Zur Prävention sind Maßnahmen auf verschiedenen Ebenen erforderlich; dazu gehören die Einrichtung von meteorologischen Frühwarnsystemen, rechtzeitige gesundheitspolitische und medizinische Empfehlungen, eine Verbesserung der Wohnverhältnisse und der Städteplanung sowie Anstrengungen zur Gewährleistung, dass Gesundheits- und Sozialsysteme ausreichend gerüstet sind.

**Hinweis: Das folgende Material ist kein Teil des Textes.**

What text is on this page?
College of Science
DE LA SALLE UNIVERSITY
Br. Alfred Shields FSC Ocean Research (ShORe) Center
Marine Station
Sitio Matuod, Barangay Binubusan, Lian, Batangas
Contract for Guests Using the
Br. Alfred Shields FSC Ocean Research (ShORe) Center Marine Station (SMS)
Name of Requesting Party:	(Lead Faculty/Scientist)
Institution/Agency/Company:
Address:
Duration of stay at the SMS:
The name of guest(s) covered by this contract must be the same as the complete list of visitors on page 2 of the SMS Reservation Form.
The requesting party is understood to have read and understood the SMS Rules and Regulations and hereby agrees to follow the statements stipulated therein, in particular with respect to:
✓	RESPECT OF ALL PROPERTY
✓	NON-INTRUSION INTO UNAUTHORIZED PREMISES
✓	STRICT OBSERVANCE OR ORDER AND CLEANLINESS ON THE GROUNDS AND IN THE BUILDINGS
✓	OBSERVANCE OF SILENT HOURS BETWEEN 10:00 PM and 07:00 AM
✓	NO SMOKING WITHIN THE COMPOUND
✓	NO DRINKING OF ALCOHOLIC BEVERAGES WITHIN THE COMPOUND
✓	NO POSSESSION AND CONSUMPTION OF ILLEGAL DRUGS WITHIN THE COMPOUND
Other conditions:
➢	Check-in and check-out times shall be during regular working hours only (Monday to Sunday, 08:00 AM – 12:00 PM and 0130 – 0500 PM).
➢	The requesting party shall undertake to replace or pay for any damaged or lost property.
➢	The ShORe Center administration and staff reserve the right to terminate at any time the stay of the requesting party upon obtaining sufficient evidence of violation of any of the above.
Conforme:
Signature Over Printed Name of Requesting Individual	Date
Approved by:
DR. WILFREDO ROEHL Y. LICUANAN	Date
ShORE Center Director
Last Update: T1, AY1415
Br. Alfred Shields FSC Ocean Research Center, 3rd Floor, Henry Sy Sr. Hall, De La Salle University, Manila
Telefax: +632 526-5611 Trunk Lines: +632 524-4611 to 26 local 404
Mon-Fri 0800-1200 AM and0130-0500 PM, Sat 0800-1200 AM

Eine wirksame Prävention kann in einen festgelegten Gesundheitsaktionsplan für Hitzeperioden (HHAP) integriert und darin systematisiert werden. WHO/Europa arbeitet gegenwärtig mit Unterstützung der Europäischen Kommission an der Aktualisierung seines Leitfadens zu HHAP. Ziel des Leitfadens ist es, Entscheidungsträger und Praktiker aus dem Gesundheitswesen und anderen Sektoren bei ihren Bemühungen zur Ausarbeitung nationaler, subnationaler bzw. kommunaler HHAP anzuleiten, anhand derer präventive und abhelfende Interventionen zur Verhinderung bzw. Verringerung der Exposition gegenüber Hitze entworfen und gesteuert werden. Dies umfasst auch eine Schwerpunktlegung auf die Risikokommunikation und den Schutz besonders gefährdeter Bevölkerungsgruppen.